I've attached a screenshot of the concept of the code that I have (sorry for blanking out the tiny part that's under the NDA, I promise it doesn't matter for this question). This code may not compile or anything, this is a conceptual explanation of what's going on. For the purposes of limiting and simplifying this question, assume that we only have one wave - wave 0 - going over the entire GPU. If it matters, the platform is ROCm on Linux, and the card is Vega 64.
Surely, there must be a better way to do this, so I must be missing something? What is it? What's the best way of copying the data from scalar registers to GDS?
(Thank you in advance.)
I forwarded your query to the compiler team and here is their reply:
"We have no current plan to support GDS. It’s also worth pointing out that it’s not just a matter of the ISA instructions. Setting up GDS requires runtime involvement and trap handler support and those are not currently planned either. "
Hi, dipak, thank you for your quick reply.
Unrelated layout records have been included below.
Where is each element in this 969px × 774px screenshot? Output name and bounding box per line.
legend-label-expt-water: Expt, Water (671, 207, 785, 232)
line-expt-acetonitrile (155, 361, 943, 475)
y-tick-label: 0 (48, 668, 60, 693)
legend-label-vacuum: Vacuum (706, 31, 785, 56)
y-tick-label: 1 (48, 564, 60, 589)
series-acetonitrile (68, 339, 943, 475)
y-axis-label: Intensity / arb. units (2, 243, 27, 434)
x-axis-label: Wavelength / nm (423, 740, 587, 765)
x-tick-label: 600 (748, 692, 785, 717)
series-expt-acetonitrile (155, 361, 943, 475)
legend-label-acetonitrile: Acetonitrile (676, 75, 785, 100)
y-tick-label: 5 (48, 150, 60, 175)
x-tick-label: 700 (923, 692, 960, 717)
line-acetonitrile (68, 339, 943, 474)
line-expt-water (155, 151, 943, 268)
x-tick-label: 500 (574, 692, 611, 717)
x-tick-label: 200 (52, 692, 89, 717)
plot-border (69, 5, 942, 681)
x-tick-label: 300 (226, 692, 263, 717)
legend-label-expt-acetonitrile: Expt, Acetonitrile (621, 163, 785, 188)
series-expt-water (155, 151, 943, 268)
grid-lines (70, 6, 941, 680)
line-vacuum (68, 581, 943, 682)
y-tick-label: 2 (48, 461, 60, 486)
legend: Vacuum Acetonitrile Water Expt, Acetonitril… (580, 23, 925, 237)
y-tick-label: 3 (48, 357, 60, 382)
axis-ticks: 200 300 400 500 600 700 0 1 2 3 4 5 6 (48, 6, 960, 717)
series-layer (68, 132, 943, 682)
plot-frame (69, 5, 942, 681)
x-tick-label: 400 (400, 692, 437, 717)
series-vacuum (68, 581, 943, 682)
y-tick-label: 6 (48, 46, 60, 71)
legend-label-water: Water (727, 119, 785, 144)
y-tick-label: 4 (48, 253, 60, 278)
Just to clarify and make sure, they're talking about the OpenCL compiler, and not ROCm assembler, right? (because GDS is working just fine under ROCm at the moment).
Also - just out of curiosity - why would trap handler support be needed for this?
Indeed it is a lot of waste of arithmetic power there.
As you can do a 64byte write into the gds with 1 instruction, the problem can be reduced this:
How to transfer 16 adjacent sregs into the first 16 lanes of a single vreg?
So if you have GCN3, then you can use 4x S_(BUFFER)_STORE_DWORD to write the 16 sregs into the L1 cache, and then you can mask the lower 16 lanes and read it into a vreg, then finally write into GDS.
Because of the required s_waits it will also take a while, but meanwhile you can do some extra overlapped arithmetics.